STUDENTx speakers promote self-acceptance

(Robert Rigo/Amherst Wire)

(Robert Rigo/Amherst Wire)

Chrissy Dasco shifts in the maroon armchair, quietly mouthing several verses of her spoken word poem. She looks down at her busy hands as they tug on the hem of her graphic crop top. The meaning of her poem suddenly comes to her.

“My shirt,” she says, pointing at the black words on white. “Be More. Do Less.”

Dasco, a Bachelor’s Degree with Individual Concentration major (BDIC) studying Alternative Education at the University of Massachusetts Amherst, will join five other members of the Five College Consortium at the STUDENTx Showcase hosted by STUDENTx, a registered student organization (RSO) affiliated with student-run TEDxAmherst.

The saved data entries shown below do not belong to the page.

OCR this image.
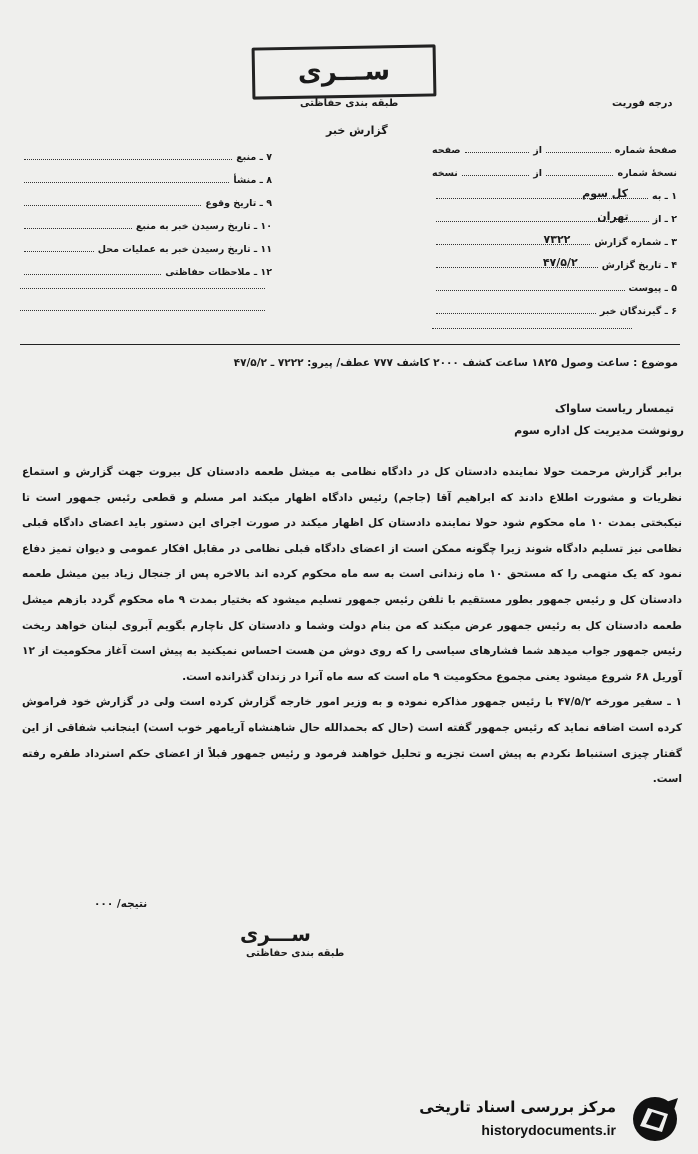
ســـری
طبقه بندی حفاظتی
گزارش خبر
درجه فوریت
صفحهٔ شماره
از
صفحه
نسخهٔ شماره
از
نسخه
۱ ـ به
کل سوم
۲ ـ از
تهران
۳ ـ شماره گزارش
۷۳۲۲
۴ ـ تاریخ گزارش
۴۷/۵/۲
۵ ـ پیوست
۶ ـ گیرندگان خبر
۷ ـ منبع
۸ ـ منشأ
۹ ـ تاریخ وقوع
۱۰ ـ تاریخ رسیدن خبر به منبع
۱۱ ـ تاریخ رسیدن خبر به عملیات محل
۱۲ ـ ملاحظات حفاظتی
موضوع : ساعت وصول ۱۸۲۵ ساعت کشف ۲۰۰۰ کاشف ۷۷۷ عطف/ پیرو: ۷۲۲۲ ـ ۴۷/۵/۲
تیمسار ریاست ساواک
رونوشت مدیریت کل اداره سوم

برابر گزارش مرحمت حولا نماینده دادستان کل در دادگاه نظامی به میشل طعمه دادستان کل بیروت جهت گزارش و استماع نظریات و مشورت اطلاع دادند که ابراهیم آقا (جاجم) رئیس دادگاه اظهار میکند امر مسلم و قطعی رئیس جمهور است تا نیکبختی بمدت ۱۰ ماه محکوم شود حولا نماینده دادستان کل اظهار میکند در صورت اجرای این دستور باید اعضای دادگاه قبلی نظامی نیز تسلیم دادگاه شوند زیرا چگونه ممکن است از اعضای دادگاه قبلی نظامی در مقابل افکار عمومی و دیوان تمیز دفاع نمود که یک متهمی را که مستحق ۱۰ ماه زندانی است به سه ماه محکوم کرده اند بالاخره پس از جنجال زیاد بین میشل طعمه دادستان کل و رئیس جمهور بطور مستقیم با تلفن رئیس جمهور تسلیم میشود که بختیار بمدت ۹ ماه محکوم گردد بازهم میشل طعمه دادستان کل به رئیس جمهور عرض میکند که من بنام دولت وشما و دادستان کل ناچارم بگویم آبروی لبنان خواهد ریخت رئیس جمهور جواب میدهد شما فشارهای سیاسی را که روی دوش من هست احساس نمیکنید به پیش است آغاز محکومیت از ۱۲ آوریل ۶۸ شروع میشود یعنی مجموع محکومیت ۹ ماه است که سه ماه آنرا در زندان گذرانده است.

۱ ـ سفیر مورخه ۴۷/۵/۲ با رئیس جمهور مذاکره نموده و به وزیر امور خارجه گزارش کرده است ولی در گزارش خود فراموش کرده است اضافه نماید که رئیس جمهور گفته است (حال که بحمدالله حال شاهنشاه آریامهر خوب است) اینجانب شفاقی از این گفتار چیزی استنباط نکردم به پیش است تجزیه و تحلیل خواهند فرمود و رئیس جمهور قبلاً از اعضای حکم استرداد طفره رفته است.

نتیجه/ ۰۰۰
ســـری
طبقه بندی حفاظتی
مرکز بررسی اسناد تاریخی
historydocuments.ir
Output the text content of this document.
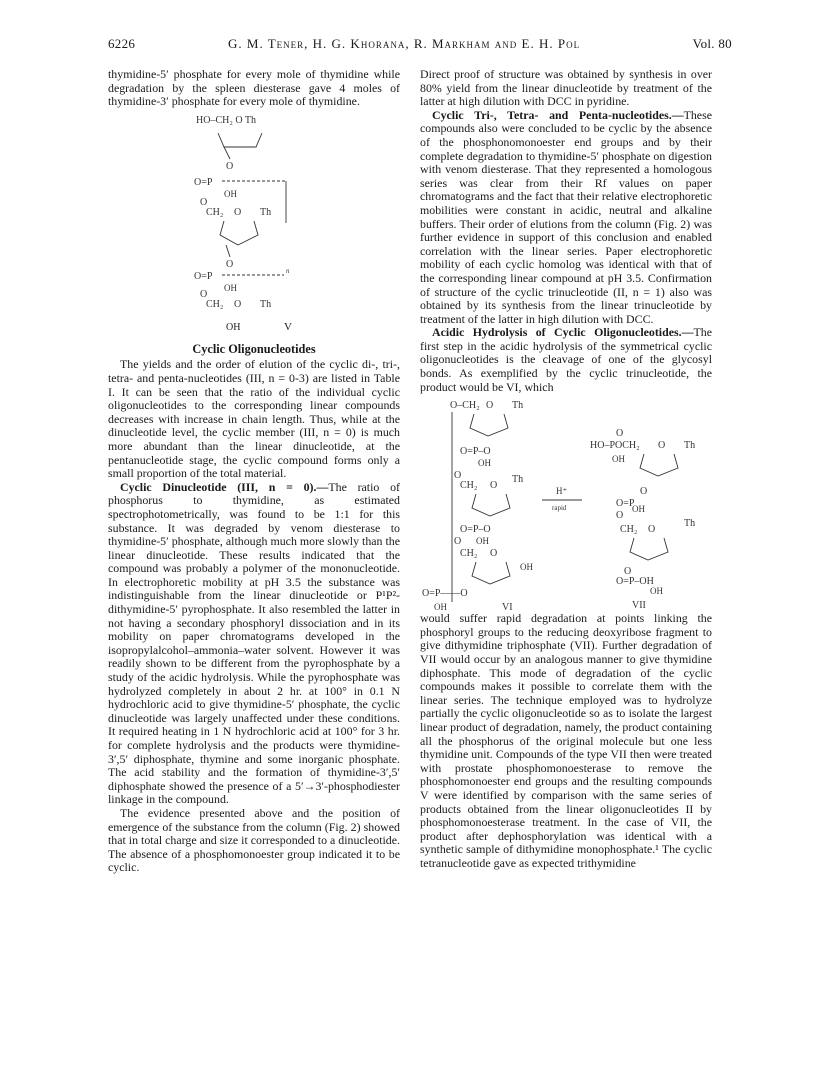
6226	G. M. Tener, H. G. Khorana, R. Markham and E. H. Pol	Vol. 80

thymidine-5′ phosphate for every mole of thymidine while degradation by the spleen diesterase gave 4 moles of thymidine-3′ phosphate for every mole of thymidine.

HO–CH₂ O Th
O
O=P
OH
O
CH₂ O Th
O
O=P	n
OH
O
CH₂ O Th
OH	V

Cyclic Oligonucleotides

The yields and the order of elution of the cyclic di-, tri-, tetra- and penta-nucleotides (III, n = 0-3) are listed in Table I. It can be seen that the ratio of the individual cyclic oligonucleotides to the corresponding linear compounds decreases with increase in chain length. Thus, while at the dinucleotide level, the cyclic member (III, n = 0) is much more abundant than the linear dinucleotide, at the pentanucleotide stage, the cyclic compound forms only a small proportion of the total material.

Cyclic Dinucleotide (III, n = 0).—The ratio of phosphorus to thymidine, as estimated spectrophotometrically, was found to be 1:1 for this substance. It was degraded by venom diesterase to thymidine-5′ phosphate, although much more slowly than the linear dinucleotide. These results indicated that the compound was probably a polymer of the mononucleotide. In electrophoretic mobility at pH 3.5 the substance was indistinguishable from the linear dinucleotide or P¹P²-dithymidine-5′ pyrophosphate. It also resembled the latter in not having a secondary phosphoryl dissociation and in its mobility on paper chromatograms developed in the isopropylalcohol–ammonia–water solvent. However it was readily shown to be different from the pyrophosphate by a study of the acidic hydrolysis. While the pyrophosphate was hydrolyzed completely in about 2 hr. at 100° in 0.1 N hydrochloric acid to give thymidine-5′ phosphate, the cyclic dinucleotide was largely unaffected under these conditions. It required heating in 1 N hydrochloric acid at 100° for 3 hr. for complete hydrolysis and the products were thymidine-3′,5′ diphosphate, thymine and some inorganic phosphate. The acid stability and the formation of thymidine-3′,5′ diphosphate showed the presence of a 5′→3′-phosphodiester linkage in the compound.

The evidence presented above and the position of emergence of the substance from the column (Fig. 2) showed that in total charge and size it corresponded to a dinucleotide. The absence of a phosphomonoester group indicated it to be cyclic.

Direct proof of structure was obtained by synthesis in over 80% yield from the linear dinucleotide by treatment of the latter at high dilution with DCC in pyridine.

Cyclic Tri-, Tetra- and Penta-nucleotides.—These compounds also were concluded to be cyclic by the absence of the phosphonomonoester end groups and by their complete degradation to thymidine-5′ phosphate on digestion with venom diesterase. That they represented a homologous series was clear from their Rf values on paper chromatograms and the fact that their relative electrophoretic mobilities were constant in acidic, neutral and alkaline buffers. Their order of elutions from the column (Fig. 2) was further evidence in support of this conclusion and enabled correlation with the linear series. Paper electrophoretic mobility of each cyclic homolog was identical with that of the corresponding linear compound at pH 3.5. Confirmation of structure of the cyclic trinucleotide (II, n = 1) also was obtained by its synthesis from the linear trinucleotide by treatment of the latter in high dilution with DCC.

Acidic Hydrolysis of Cyclic Oligonucleotides.—The first step in the acidic hydrolysis of the symmetrical cyclic oligonucleotides is the cleavage of one of the glycosyl bonds. As exemplified by the cyclic trinucleotide, the product would be VI, which

O–CH₂ O Th
O=P–O
OH
O
CH₂ O
Th
O=P–O
O OH
CH₂ O
OH
O=P——O
OH	VI
H⁺
rapid
O
HO–POCH₂ O Th
OH
O
O=P
O
OH
CH₂ O
Th
O
O=P–OH
OH
VII

would suffer rapid degradation at points linking the phosphoryl groups to the reducing deoxyribose fragment to give dithymidine triphosphate (VII). Further degradation of VII would occur by an analogous manner to give thymidine diphosphate. This mode of degradation of the cyclic compounds makes it possible to correlate them with the linear series. The technique employed was to hydrolyze partially the cyclic oligonucleotide so as to isolate the largest linear product of degradation, namely, the product containing all the phosphorus of the original molecule but one less thymidine unit. Compounds of the type VII then were treated with prostate phosphomonoesterase to remove the phosphomonoester end groups and the resulting compounds V were identified by comparison with the same series of products obtained from the linear oligonucleotides II by phosphomonoesterase treatment. In the case of VII, the product after dephosphorylation was identical with a synthetic sample of dithymidine monophosphate.¹ The cyclic tetranucleotide gave as expected trithymidine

From a pool of over 50 applications, members of the TEDxAmherst speakership team selected speakers Sanah Rizvi of UMass, Kaelan McCone of Amherst College, Liana Miguelina Weeks of Smith College, Nirman Dave of Hampshire College, Stella Elwood of Mount Holyoke College, and Dasco, the spoken word performer.

Dasco’s performance examines the public education system where, she said, the pressures of standardized testing and competition interfere with students’ personal growth.

“You see, I don’t want to breathe each moment with the intent to obtain,” Dasco performed in a recent rehearsal, “‘Cause the race to the top, that’s a f****** one-lane course, where some are born in the front and the rest are held back.”

Rizvi, a psychology major with a minor in biology, will explore this same idea in her talk, titled “Let’s Be Ordinary.” Many of the senior’s peers perpetually race against the pre-graduation clock, cramming extra classes, internships and extracurriculars into their schedules in fear that they haven’t done enough to stand out to prospective employers.

According to Rizvi, they’re doing just fine.

“There’s this resume self, and then there’s the personal self,” Rizvi explained. “We live in this world of twenty-something CEOs, of eight-year-old prodigies; there’s this idea that you need to be exceptional. But being ordinary isn’t a bad thing. If you can stand on your own in a three-hundred person lecture, you’ve already made it.”


The showcase, James Conlon of the TEDxAmherst outreach and marketing team said, fits with Rizvi’s belief that “we all have something to share.”

“[The talk] comes from someone who doesn’t have a Ph.D.,” Conlon said. “They’re undergrads [who] can take something that is simple and make it grow and inspire, make it into something that can change our community and, hopefully, change the world.”

Admission to STUDENTx, to be held in the Campus Center Auditorium at 7 p.m. on Nov. 19, is free and open to the public.